第21章 終焉
「その入院時に××君が異能者であることも、自分の腹違いの弟であることも知った彼は勿論、自分の計画に本格的に加担させたいと思った。しかし、彼はそういう荒事を嫌っていた。父親とは全く会ったこと無かったが碌な人間ではないと親戚から教え込まれていたからだ。却説、如何したものか。そう考えていたところに舞い降りた情報ーーー△△と××は交際している、と」
「「!?」」
山吹と××が○○の方を見た。
「此れを利用しようと企てた○○は先ず彼女に近づいた。元より自由奔放で金遣いの荒い彼女は○○の誘いに乗った。そして、××君の利用価値を彼女に伝え、××君も仲間に引き入れたのだよ」
「何だ、最初から棄て駒じゃねえか」
「だからそう云ってたでしょ」
「まあ、手前はな」
「「違う!!」」
山吹と○○は大声で否定した。
しかし、その声は既に届かない。
その瞳には光が灯っていなかった。
「此奴等の人間性は判った。で?『黄泉』っつーのが此奴等が取引をしようとしていたあの気体か?」
「そ。液体を気化させてたのが私が見たモノだろうね」
「解毒剤まであるなら意味ねぇな」
「毒を造るならその過程で生まれるものだよ。それは仕方ないさ。まあ、サンプルと資料はウチに持って帰ってきた分を除けば凡て処分した。
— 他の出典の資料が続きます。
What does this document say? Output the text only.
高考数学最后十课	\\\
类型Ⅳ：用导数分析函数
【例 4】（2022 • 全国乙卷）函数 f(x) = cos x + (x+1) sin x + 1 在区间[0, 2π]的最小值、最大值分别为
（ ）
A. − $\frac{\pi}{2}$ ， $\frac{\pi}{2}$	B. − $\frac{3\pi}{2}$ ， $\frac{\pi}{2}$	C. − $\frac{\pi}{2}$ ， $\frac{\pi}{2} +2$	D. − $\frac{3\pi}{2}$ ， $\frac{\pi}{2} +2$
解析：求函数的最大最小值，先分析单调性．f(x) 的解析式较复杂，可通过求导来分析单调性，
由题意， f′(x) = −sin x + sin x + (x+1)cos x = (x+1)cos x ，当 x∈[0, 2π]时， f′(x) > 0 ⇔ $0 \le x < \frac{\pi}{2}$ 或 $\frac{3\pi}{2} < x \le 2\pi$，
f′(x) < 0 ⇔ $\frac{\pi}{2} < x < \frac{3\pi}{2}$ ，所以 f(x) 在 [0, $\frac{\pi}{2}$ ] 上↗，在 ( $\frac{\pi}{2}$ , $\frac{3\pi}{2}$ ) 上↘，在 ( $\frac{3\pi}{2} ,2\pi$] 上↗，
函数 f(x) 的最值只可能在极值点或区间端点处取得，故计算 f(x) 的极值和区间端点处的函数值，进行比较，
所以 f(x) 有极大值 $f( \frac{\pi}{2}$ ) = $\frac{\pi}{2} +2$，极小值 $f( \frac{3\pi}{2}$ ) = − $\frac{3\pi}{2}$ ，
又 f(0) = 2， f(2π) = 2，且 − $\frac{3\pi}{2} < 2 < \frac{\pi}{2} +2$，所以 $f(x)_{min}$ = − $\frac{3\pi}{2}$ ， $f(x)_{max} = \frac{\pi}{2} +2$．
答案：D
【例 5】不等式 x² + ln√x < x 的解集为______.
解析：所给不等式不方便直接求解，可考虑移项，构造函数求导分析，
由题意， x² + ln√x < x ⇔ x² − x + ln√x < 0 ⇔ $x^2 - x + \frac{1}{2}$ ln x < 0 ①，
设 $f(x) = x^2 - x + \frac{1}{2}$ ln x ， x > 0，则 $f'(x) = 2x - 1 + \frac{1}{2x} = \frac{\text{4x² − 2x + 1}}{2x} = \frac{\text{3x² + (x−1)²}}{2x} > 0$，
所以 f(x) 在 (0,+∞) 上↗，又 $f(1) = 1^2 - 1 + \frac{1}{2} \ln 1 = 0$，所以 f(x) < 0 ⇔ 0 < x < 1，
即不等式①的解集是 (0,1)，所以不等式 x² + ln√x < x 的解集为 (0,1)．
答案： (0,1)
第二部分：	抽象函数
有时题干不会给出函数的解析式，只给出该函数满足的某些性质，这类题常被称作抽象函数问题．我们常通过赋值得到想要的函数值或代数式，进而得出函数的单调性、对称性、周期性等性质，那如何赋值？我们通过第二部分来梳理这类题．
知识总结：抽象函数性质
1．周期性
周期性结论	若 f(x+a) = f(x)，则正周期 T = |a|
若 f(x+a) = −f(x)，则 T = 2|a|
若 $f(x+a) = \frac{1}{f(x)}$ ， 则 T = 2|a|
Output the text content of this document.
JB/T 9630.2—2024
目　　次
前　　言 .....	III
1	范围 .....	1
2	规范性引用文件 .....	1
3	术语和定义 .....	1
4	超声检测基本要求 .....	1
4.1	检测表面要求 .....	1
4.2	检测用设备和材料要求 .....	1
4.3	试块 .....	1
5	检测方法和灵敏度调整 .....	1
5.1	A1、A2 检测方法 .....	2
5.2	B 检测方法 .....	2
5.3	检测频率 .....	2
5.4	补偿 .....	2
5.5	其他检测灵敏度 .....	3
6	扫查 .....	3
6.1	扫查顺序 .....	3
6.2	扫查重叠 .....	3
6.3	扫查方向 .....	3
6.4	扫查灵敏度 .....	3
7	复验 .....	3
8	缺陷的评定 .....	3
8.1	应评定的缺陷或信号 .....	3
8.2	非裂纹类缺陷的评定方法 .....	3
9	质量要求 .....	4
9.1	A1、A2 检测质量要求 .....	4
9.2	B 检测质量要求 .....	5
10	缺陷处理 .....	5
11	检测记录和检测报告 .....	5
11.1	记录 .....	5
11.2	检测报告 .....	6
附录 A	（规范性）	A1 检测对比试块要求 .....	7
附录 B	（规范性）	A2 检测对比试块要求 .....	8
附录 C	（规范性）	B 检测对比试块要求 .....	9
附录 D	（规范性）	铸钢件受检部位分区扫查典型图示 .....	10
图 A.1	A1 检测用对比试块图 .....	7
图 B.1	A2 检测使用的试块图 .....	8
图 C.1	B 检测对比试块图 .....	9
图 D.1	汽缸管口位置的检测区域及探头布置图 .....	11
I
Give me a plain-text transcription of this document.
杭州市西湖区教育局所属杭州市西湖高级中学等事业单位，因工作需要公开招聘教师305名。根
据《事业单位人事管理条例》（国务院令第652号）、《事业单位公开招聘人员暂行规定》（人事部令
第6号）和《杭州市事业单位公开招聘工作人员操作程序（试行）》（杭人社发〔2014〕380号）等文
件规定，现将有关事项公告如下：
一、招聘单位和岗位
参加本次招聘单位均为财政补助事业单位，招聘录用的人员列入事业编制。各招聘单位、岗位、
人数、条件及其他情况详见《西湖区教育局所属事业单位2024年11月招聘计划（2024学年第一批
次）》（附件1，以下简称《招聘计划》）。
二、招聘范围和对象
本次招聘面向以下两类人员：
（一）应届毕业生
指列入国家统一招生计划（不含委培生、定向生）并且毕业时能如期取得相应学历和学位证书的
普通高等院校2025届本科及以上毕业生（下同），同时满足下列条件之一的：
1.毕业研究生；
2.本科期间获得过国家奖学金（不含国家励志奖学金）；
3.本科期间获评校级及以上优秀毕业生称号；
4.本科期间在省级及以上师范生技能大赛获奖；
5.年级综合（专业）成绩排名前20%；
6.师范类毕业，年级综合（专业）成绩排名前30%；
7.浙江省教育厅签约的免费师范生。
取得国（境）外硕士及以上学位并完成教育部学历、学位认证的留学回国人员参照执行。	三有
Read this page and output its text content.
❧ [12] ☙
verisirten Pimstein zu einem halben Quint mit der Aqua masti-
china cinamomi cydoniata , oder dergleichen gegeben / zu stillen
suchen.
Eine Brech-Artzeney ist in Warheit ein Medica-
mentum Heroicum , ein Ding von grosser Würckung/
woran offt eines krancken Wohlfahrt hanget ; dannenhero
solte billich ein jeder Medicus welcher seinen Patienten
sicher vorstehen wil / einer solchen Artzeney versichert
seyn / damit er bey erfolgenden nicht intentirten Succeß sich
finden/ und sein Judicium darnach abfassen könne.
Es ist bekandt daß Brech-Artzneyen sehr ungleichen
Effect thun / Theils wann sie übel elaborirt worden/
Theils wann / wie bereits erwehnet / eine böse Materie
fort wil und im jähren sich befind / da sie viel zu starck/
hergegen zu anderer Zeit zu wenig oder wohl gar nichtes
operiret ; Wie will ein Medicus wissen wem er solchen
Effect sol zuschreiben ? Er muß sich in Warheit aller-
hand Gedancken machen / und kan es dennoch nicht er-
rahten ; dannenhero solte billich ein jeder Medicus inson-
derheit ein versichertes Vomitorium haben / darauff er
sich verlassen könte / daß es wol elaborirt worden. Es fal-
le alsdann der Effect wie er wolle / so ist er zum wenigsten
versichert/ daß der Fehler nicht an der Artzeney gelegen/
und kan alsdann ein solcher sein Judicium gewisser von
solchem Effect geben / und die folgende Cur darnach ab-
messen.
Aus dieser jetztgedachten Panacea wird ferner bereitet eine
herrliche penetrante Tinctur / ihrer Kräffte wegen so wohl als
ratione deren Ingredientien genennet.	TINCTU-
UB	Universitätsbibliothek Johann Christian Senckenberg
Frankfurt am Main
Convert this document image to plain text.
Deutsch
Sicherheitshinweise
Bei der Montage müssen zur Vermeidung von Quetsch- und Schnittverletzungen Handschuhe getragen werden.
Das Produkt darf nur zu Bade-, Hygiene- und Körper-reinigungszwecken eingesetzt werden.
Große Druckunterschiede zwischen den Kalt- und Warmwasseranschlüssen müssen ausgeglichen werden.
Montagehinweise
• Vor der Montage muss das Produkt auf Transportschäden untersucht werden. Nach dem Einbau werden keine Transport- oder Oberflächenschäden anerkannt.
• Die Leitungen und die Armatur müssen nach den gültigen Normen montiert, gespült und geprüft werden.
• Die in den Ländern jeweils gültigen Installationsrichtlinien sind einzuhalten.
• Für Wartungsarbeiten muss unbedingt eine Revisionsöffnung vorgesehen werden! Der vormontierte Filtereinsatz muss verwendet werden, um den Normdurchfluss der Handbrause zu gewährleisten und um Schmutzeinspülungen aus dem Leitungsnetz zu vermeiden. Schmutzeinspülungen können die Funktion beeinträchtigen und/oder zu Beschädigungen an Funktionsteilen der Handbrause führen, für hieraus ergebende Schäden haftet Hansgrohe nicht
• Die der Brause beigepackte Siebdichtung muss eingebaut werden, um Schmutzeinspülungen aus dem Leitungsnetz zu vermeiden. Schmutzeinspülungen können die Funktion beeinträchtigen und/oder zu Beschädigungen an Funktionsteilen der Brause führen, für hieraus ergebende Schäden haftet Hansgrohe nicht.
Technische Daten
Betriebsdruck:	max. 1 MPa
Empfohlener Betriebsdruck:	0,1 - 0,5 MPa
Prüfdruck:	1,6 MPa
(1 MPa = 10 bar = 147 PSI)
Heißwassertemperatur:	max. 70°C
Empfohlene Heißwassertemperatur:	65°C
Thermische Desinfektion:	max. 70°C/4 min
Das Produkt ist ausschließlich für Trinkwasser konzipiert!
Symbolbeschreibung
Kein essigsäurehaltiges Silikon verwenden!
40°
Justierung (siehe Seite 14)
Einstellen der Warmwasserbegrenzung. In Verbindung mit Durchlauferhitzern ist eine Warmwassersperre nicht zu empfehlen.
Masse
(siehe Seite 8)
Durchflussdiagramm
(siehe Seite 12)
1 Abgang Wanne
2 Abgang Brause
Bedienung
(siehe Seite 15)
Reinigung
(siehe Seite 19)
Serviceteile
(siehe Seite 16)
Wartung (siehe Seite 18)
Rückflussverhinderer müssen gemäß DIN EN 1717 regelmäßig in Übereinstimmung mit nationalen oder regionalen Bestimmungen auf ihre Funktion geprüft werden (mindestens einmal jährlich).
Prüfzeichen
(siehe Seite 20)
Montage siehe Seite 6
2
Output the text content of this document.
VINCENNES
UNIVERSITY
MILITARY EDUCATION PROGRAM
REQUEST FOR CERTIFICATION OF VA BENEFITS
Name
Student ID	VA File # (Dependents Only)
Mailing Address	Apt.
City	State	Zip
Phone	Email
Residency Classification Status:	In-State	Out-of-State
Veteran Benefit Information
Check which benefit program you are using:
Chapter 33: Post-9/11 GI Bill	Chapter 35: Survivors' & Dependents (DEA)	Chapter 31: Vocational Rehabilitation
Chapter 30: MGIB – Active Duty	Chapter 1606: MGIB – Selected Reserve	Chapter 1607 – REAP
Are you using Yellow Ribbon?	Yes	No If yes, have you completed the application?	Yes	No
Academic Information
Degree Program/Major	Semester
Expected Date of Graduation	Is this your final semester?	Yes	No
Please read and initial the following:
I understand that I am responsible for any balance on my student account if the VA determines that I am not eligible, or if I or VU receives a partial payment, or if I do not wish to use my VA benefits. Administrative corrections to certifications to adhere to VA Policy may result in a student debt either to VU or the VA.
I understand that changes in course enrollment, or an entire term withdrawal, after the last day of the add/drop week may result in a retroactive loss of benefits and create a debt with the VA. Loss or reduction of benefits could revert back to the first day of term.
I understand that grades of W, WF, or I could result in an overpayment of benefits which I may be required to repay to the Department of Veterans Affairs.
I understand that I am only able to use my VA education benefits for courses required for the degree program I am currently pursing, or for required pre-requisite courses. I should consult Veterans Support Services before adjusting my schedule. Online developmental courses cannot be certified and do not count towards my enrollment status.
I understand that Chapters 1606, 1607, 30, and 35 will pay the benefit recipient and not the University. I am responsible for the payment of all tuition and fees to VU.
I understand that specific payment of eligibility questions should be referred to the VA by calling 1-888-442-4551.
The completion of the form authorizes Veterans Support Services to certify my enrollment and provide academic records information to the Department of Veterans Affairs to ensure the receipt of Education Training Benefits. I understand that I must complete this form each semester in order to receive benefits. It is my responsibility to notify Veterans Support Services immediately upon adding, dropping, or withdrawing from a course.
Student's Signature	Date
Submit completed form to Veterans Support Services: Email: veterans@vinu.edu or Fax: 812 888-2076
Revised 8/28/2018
もう出回ることも無いさ」
そう云った瞬間に、○○は笑い始めた。
「ふ…ふはは!資料なんて要らない!凡ては私の頭の中にあるからね!そんなもの幾ら処分しようと……あ?」
そう叫んだ○○の前に中也がスッと立った。
「つくづくお目出てぇ頭してンな?」
「え?」
中也が頭に手を置いた。
瞬間、
メキメキと何かが壊れていく音が響いた。
「ヒッ!?」
「ぐがっ……ギ…………ぁ"……!!」
「ぁあ………!!」
「何で生きて此処を出れると思ってンだよ」
そう云い放った言葉は○○には届かなかった。
只の肉の塊と化したモノを詰まらなそうにみて、紬は山吹に視線を移した。
「君も「ああ」は成りたくないよね?」
「っ…!」
「ほら、本当のことを君の口でお喋りしてあげなよ」
ニコッと。
心の底から笑っている笑顔を初めて向けられた山吹はカタカタ震えながら凡てを語り始めた。
当然、凡て紬の云った通りだった。